Mas regressemos ao tema das pressões. Posso e devo dizer que o único concorrente que efetuou abertamente essa pressão foi a Sonae. Dias antes da assembleia geral o presidente do conselho de administração da Sonae, Dr. Paulo Azevedo, telefonou-me pedindo expressamente a intervenção do Governo para que a Caixa Geral de Depósitos votasse a  favor da Sonae. Reafirmei, nesse telefonema, a nossa posição de neutralidade e transmiti-lhe que não via nenhuma razão de interesse público para alterar a minha posição ou a do governo. Portanto, e para responder à pergunta do PSD : sim, houve pressões sobre o governo , mas vieram da Sonae- e tenho testemunhas do que afirmo. Não, “não estavam todos feitos”, como disse o Dr. Paulo Azevedo  – o meu Governo não estava “feito” com a Sonae, nem com ninguém.

4

Uma ultima nota. O assunto PT vai para além das perguntas que me foram colocadas e que, no caso, não vem a propósito. Há, no entanto, um ponto que me parece implícito nelas e que quero rebater. Na verdade, a relação do Governo com a PT durante todos esses anos foi sempre conflituante .O interesse do Governo era promover mais concorrência ; a da PT era manter as suas históricas posições hegemónicas no mercado das telecomunicações. O que nós fizemos ao longo dos seis anos foi acabar com esse monopólio. Nos principais indicadores de cota de mercado os números de 2004 e de 2011 são definitivos: no serviço de  televisão a quota de mercado da PT era de 80%, baixou para 35%; no telefone fixo era de 94% passou para 53%; finalmente na internet a PT tinha  82% do mercado quando o Governo iniciou funções e em 2011, quando terminou, a PT tinha apenas 49%. Estes números são públicos e são oficiais. Em seis anos, e em consequência de uma política de promoção de concorrência, fundamental para o êxito do plano tecnológico, o monopólio da PT nos serviços de telecomunicações acabou. A alegação – e o embuste – de que o meu governo estava ao serviço dos acionistas da PT não resiste aos factos : na verdade, o meu  Governo acabou com o monopólio efetivo que a PT teve durante muitos anos.

 

VIII – A escuta entre Laurentino Dias e Armando Vara

Devo começar por esclarecer – o que é maliciosamente ocultado na pergunta do PSD- que a escuta referida tem a ver com o autódromo do Algarve e não com Vale do Lobo.  A mesma manha usaram os senhores procuradores –  ela foi apresentada como  “prova” de que eu teria tido intervenção na atribuição da concessão de crédito a Vale Do Lobo. “Prova”, imaginem. Como todos podem ver, nem a conversa escutada diz respeito a Vale do Lobo nem eu intervenho na conversa : ela é entre terceiros e apenas pode responsabilizar quem nela participa. Que a mesma escuta seja utilizada pelo PSD nesta inquirição diz muito sobre a própria acusação e o comportamento do Ministério Publico no processo de que fui alvo .

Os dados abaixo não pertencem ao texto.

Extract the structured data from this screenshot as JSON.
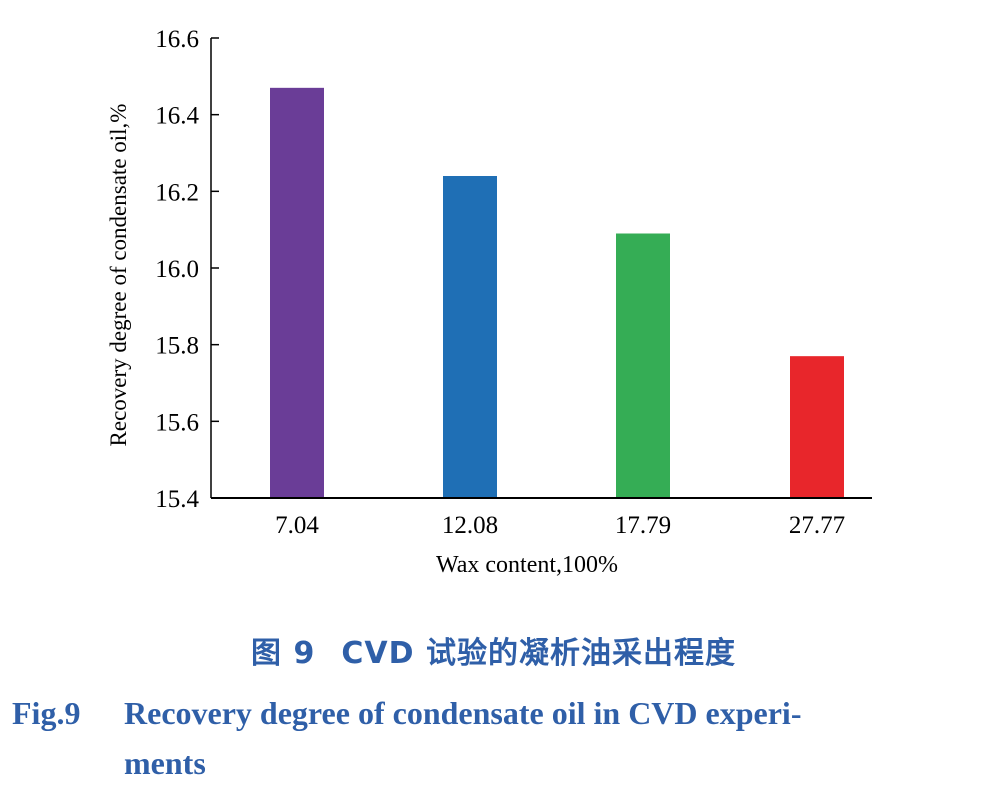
{
  "chart_data": {
    "type": "bar",
    "categories": [
      "7.04",
      "12.08",
      "17.79",
      "27.77"
    ],
    "values": [
      16.47,
      16.24,
      16.09,
      15.77
    ],
    "colors": [
      "#6a3d97",
      "#1f6fb5",
      "#35ad55",
      "#e8262b"
    ],
    "xlabel": "Wax content,100%",
    "ylabel": "Recovery degree of condensate oil,%",
    "ylim": [
      15.4,
      16.6
    ],
    "yticks": [
      "15.4",
      "15.6",
      "15.8",
      "16.0",
      "16.2",
      "16.4",
      "16.6"
    ],
    "grid": false
  },
  "caption": {
    "cn_number": "图 9",
    "cn_title": "CVD 试验的凝析油采出程度",
    "en_number": "Fig.9",
    "en_title_line1": "Recovery degree of condensate oil in CVD experi-",
    "en_title_line2": "ments"
  }
}
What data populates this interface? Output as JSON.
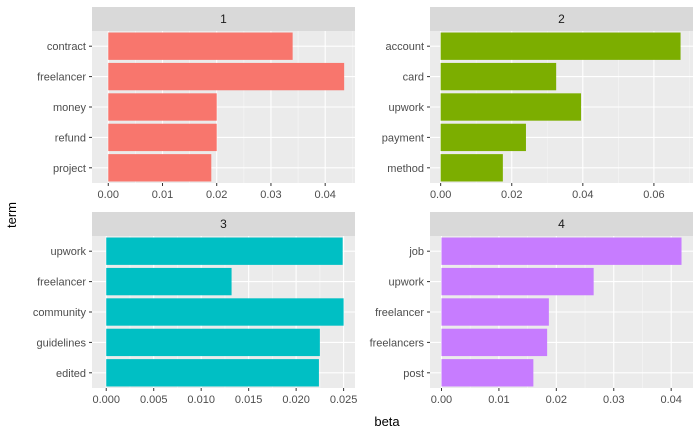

Resta esclarecer outros quatro pontos : primeiro, nunca ninguém, dentro do Governo( incluindo o então secretário de estado Laurentino Dias) , ou fora do dele, me requereu qualquer intervenção relativamente a qualquer concessão de crédito ao autódromo do Algarve; segundo, nem eu, nem o Ministério das Finanças, alguma vez interviemos, fosse em que assunto fosse, nas decisões de concessão de crédito da Caixa Geral de Depósitos; terceiro, todo o Governo sabia que era essa a nossa posição de principio; quarto, nunca fui tratado como “chefe” dentro do meu partido.

 

IX – Projeto La Seda /Artland

Esse projeto foi apresentado à comissão de avaliação e acompanhamento dos projetos de  “potencial interesse nacional” e, segundo os critérios definidos no diploma legal que criou essa figura, obteve essa classificação. Essa comissão de avaliação tem caráter interministerial e é presidida pela agência para o investimento e comércio externo de Portugal, na altura tutelada pelo Ministério da Economia. Recordo-me de participar numa cerimónia de início de construção da fábrica que valorizaria o conjunto petroquímico de Sines e de nessa altura ter sido apresentado o projeto pelos investidores. Parece- me também justo e oportuno dizer – o que parece ter sido transformado em segredo- que o projeto da empresa Artland, que o governo classificou como PIN em 2006 e cujos licenciamentos só terminaram em 2008,  foi totalmente realizado. A fábrica de PTA ( ácido  tereftálico purificado, matéria prima usada no fabrico de PET, plástico usado na industria de embalagens ) foi construída e os postos de trabalho criados. A empresa foi vendida em 2017 a uma outra empresa  que está, neste momento, a operar no limite da capacidade de produção – 700 000  toneladas por ano, fazendo o complexo industrial de Sines subir na escala de valor e trazendo um significativo contributo líquido para as exportações portuguesas. E muito impressionante verificar que nunca houve uma referência na comissão a este simples facto – o projeto PIN foi construído, os postos de trabalho foram criados e a fábrica esta a operar.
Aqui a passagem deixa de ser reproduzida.